Dong Thap is pancake-flat. It sits between 10°07'N and 10°58'N latitude, bordered by Tay Ninh and Cambodia to the north, Vinh Long to the south, An Giang to the west. The Soai Rap river marks much of the eastern edge toward Ho Chi Minh City. There are four official border crossings into Cambodia: Thong Binh, Dinh Ba, Thuong Phuoc, and My Can.

Two rivers—the Tien and Hau—are the province's lifelines. They bring fresh, silt-rich water and create a hydrology that shifts dramatically with the monsoon. From May to November, the rainy season dumps 90–95% of the year's 1,682–2,005 mm of rainfall. December to April is drier. The flood season (July–November) pushes water from the upper Mekong through the delta; the dry season (December–June) sees the rivers draw down. Average temperature hovers around 27°C, with highs near 34°C and lows around 22°C.

Colorful orchid flowers in vibrant bloom captured outdoors in a lush garden setting.

Photo by Duy's House of Photo on Pexels

Rice and Agriculture

Dong Thap is Vietnam's third-largest rice producer. The province grows rice on 462,042 hectares, turning out over 2.8 million tons of paddy annually. Beyond rice, another 38,000+ hectares grow industrial crops—corn, cassava, sugar cane. The soil is alluvial, deep, and never saline because fresh water from the rivers is constant.

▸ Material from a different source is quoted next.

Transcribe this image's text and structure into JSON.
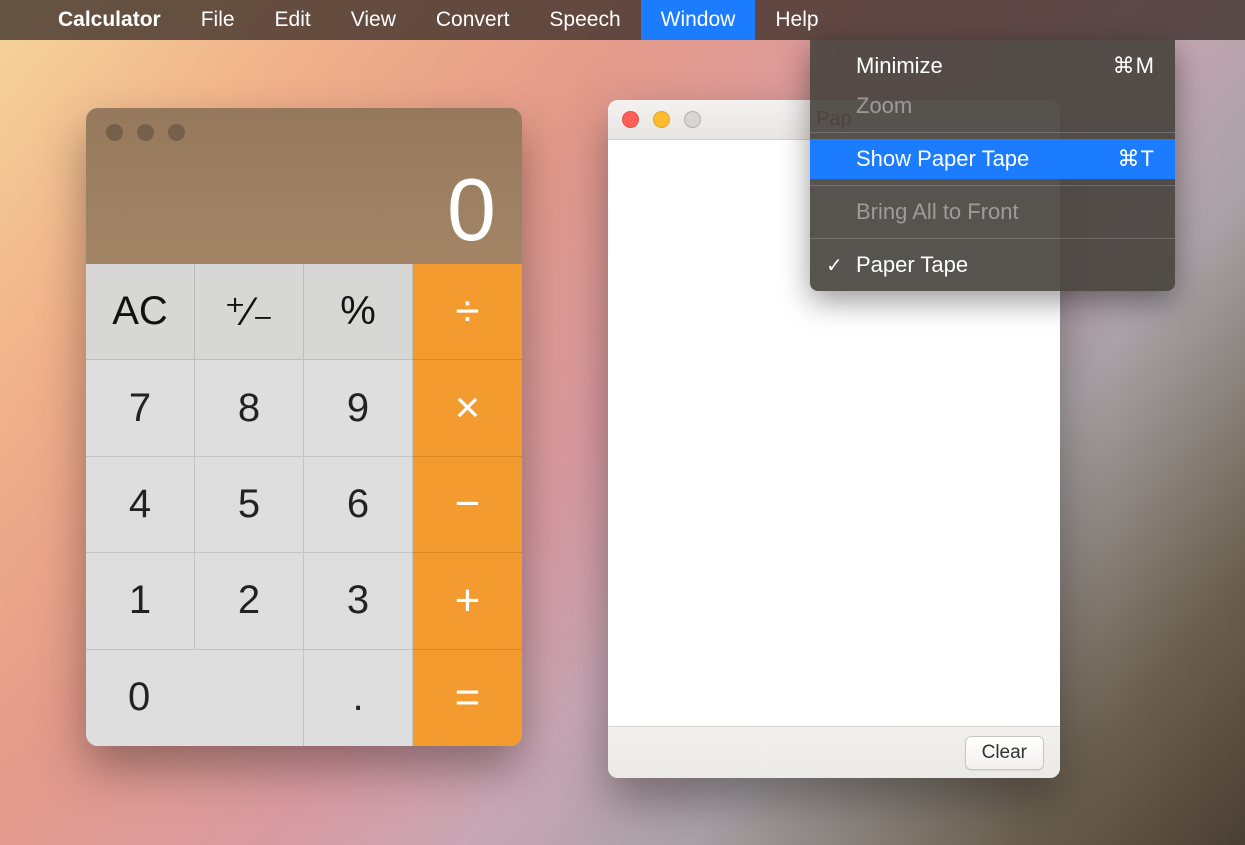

Agricultural zones have been carved up and intensified along both river systems; cooperatives and state enterprises run much of the export supply chain. If you drive through Dong Thap in the dry season, you see neat rectangles of emerald shoots; in the rainy season, flooded paddies reflecting sky.

Sa Dec Flower Village

The real draw for many visitors is the Sa Dec flower village, which sprawls across nearly 300 hectares. This is not a theme park—it's a working production landscape. Nurseries grow over 12 million plants annually: orchids, lilies, roses, ornamentals, tropical exotics. Families live on-site, tending seedlings in shaded beds and selling cuttings to middlemen who supply Ho Chi Minh City's markets and export buyers.

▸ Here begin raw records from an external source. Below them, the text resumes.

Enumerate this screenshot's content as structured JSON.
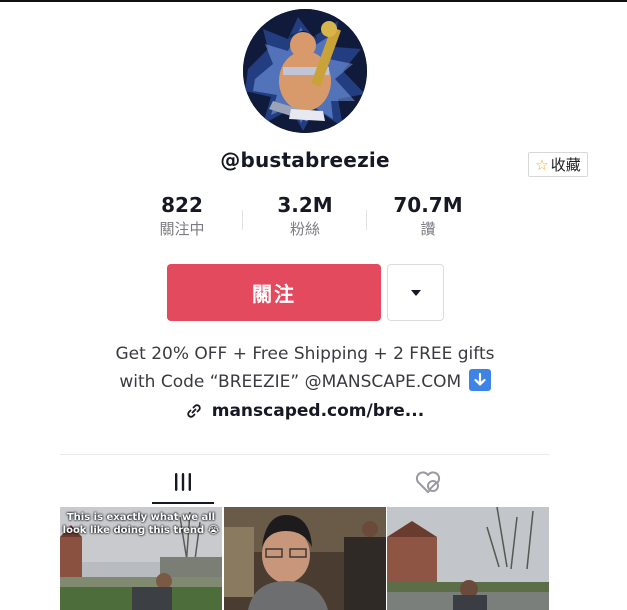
{
  "profile": {
    "username": "@bustabreezie",
    "favorite_label": "收藏"
  },
  "stats": [
    {
      "value": "822",
      "label": "關注中"
    },
    {
      "value": "3.2M",
      "label": "粉絲"
    },
    {
      "value": "70.7M",
      "label": "讚"
    }
  ],
  "actions": {
    "follow_label": "關注"
  },
  "bio": {
    "line1": "Get 20% OFF + Free Shipping + 2 FREE gifts",
    "line2": "with Code “BREEZIE” @MANSCAPE.COM",
    "link": "manscaped.com/bre..."
  },
  "tabs": [
    {
      "icon": "videos-grid-icon",
      "selected": true
    },
    {
      "icon": "liked-hidden-icon",
      "selected": false
    }
  ],
  "videos": [
    {
      "caption": "This is exactly what we all look like doing this trend 😭"
    },
    {
      "caption": ""
    },
    {
      "caption": ""
    }
  ],
  "colors": {
    "accent": "#e34a5e",
    "text": "#161823",
    "secondary": "#7b7c82"
  }
}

Walking through Sa Dec on a quiet morning, you pass low greenhouses, open-air beds, families watering by hand. It's humid, earthy, and very real. The best time to visit is early morning or just after rain, when the air smells like soil and growing things. Many small farms welcome foot traffic; some sell directly to visitors.

Family enjoying a vibrant flower field near a colorful village gate in Tân Khâu.

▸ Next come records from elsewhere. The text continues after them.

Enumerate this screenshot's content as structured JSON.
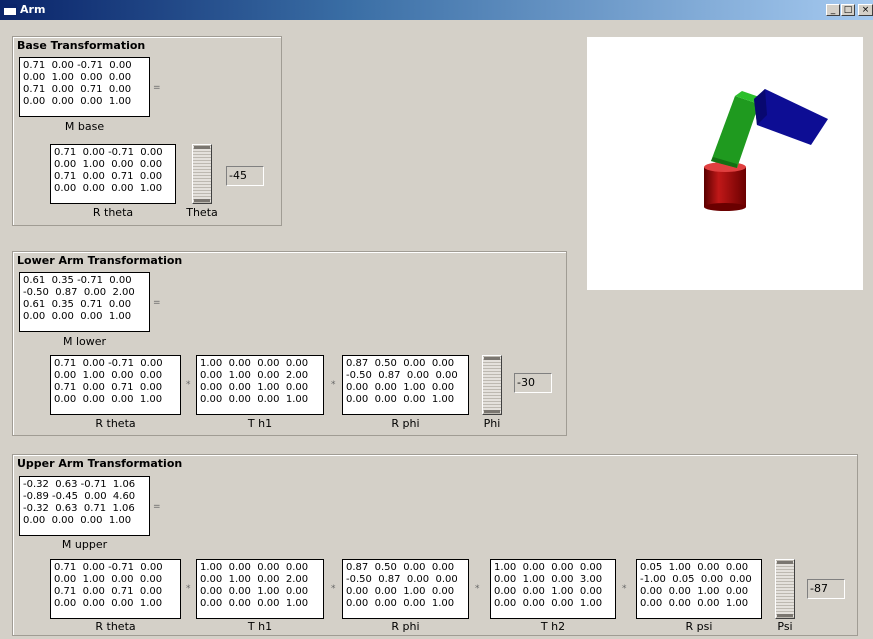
{
  "window": {
    "title": "Arm",
    "minimize": "_",
    "maximize": "□",
    "close": "×"
  },
  "base": {
    "title": "Base Transformation",
    "m_base": {
      "label": "M base",
      "rows": [
        "0.71  0.00 -0.71  0.00",
        "0.00  1.00  0.00  0.00",
        "0.71  0.00  0.71  0.00",
        "0.00  0.00  0.00  1.00"
      ]
    },
    "r_theta": {
      "label": "R theta",
      "rows": [
        "0.71  0.00 -0.71  0.00",
        "0.00  1.00  0.00  0.00",
        "0.71  0.00  0.71  0.00",
        "0.00  0.00  0.00  1.00"
      ]
    },
    "slider_label": "Theta",
    "value": "-45"
  },
  "lower": {
    "title": "Lower Arm Transformation",
    "m_lower": {
      "label": "M lower",
      "rows": [
        "0.61  0.35 -0.71  0.00",
        "-0.50  0.87  0.00  2.00",
        "0.61  0.35  0.71  0.00",
        "0.00  0.00  0.00  1.00"
      ]
    },
    "r_theta": {
      "label": "R theta",
      "rows": [
        "0.71  0.00 -0.71  0.00",
        "0.00  1.00  0.00  0.00",
        "0.71  0.00  0.71  0.00",
        "0.00  0.00  0.00  1.00"
      ]
    },
    "t_h1": {
      "label": "T h1",
      "rows": [
        "1.00  0.00  0.00  0.00",
        "0.00  1.00  0.00  2.00",
        "0.00  0.00  1.00  0.00",
        "0.00  0.00  0.00  1.00"
      ]
    },
    "r_phi": {
      "label": "R phi",
      "rows": [
        "0.87  0.50  0.00  0.00",
        "-0.50  0.87  0.00  0.00",
        "0.00  0.00  1.00  0.00",
        "0.00  0.00  0.00  1.00"
      ]
    },
    "slider_label": "Phi",
    "value": "-30"
  },
  "upper": {
    "title": "Upper Arm Transformation",
    "m_upper": {
      "label": "M upper",
      "rows": [
        "-0.32  0.63 -0.71  1.06",
        "-0.89 -0.45  0.00  4.60",
        "-0.32  0.63  0.71  1.06",
        "0.00  0.00  0.00  1.00"
      ]
    },
    "r_theta": {
      "label": "R theta",
      "rows": [
        "0.71  0.00 -0.71  0.00",
        "0.00  1.00  0.00  0.00",
        "0.71  0.00  0.71  0.00",
        "0.00  0.00  0.00  1.00"
      ]
    },
    "t_h1": {
      "label": "T h1",
      "rows": [
        "1.00  0.00  0.00  0.00",
        "0.00  1.00  0.00  2.00",
        "0.00  0.00  1.00  0.00",
        "0.00  0.00  0.00  1.00"
      ]
    },
    "r_phi": {
      "label": "R phi",
      "rows": [
        "0.87  0.50  0.00  0.00",
        "-0.50  0.87  0.00  0.00",
        "0.00  0.00  1.00  0.00",
        "0.00  0.00  0.00  1.00"
      ]
    },
    "t_h2": {
      "label": "T h2",
      "rows": [
        "1.00  0.00  0.00  0.00",
        "0.00  1.00  0.00  3.00",
        "0.00  0.00  1.00  0.00",
        "0.00  0.00  0.00  1.00"
      ]
    },
    "r_psi": {
      "label": "R psi",
      "rows": [
        "0.05  1.00  0.00  0.00",
        "-1.00  0.05  0.00  0.00",
        "0.00  0.00  1.00  0.00",
        "0.00  0.00  0.00  1.00"
      ]
    },
    "slider_label": "Psi",
    "value": "-87"
  },
  "operators": {
    "equals": "=",
    "times": "*"
  },
  "colors": {
    "base_cylinder": "#a01010",
    "lower_arm": "#1a8a1a",
    "upper_arm": "#0a0a8a"
  }
}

Photo by Phượng Lê on Pexels

Getting Around

Dong Thap is connected by national highways 1, 30, 50, 80, and 54, linking it to Ho Chi Minh City (about 152 km northeast) and other delta provinces. Can Tho International Airport is roughly 80 km south; Tan Son Nhat (HCMC) is about 152 km away. Local transport is mainly motorbike taxis, buses, and rented bicycles—the flat terrain is perfect for cycling.

The province has 102 commune-level administrative units: 20 urban wards and 82 rural communes. Key towns include Cao Lanh, Sa Dec, Hong Ngu, and Cao Lanh (the provincial capital).

Why Go

Dong Thap is not a beach or mountain destination. It's a landscape of productivity—rice, water, flowers, and the people who work them. If you want to understand how the Mekong Delta feeds Vietnam and the world, or if you're a gardener curious about ornamental production at scale, or simply prefer quieter, working countryside to tourist spectacle, Dong Thap rewards slow travel and early mornings. The wet season (May–November) is when the delta is fullest and most dramatic; the dry season (December–April) is cooler and easier for cycling.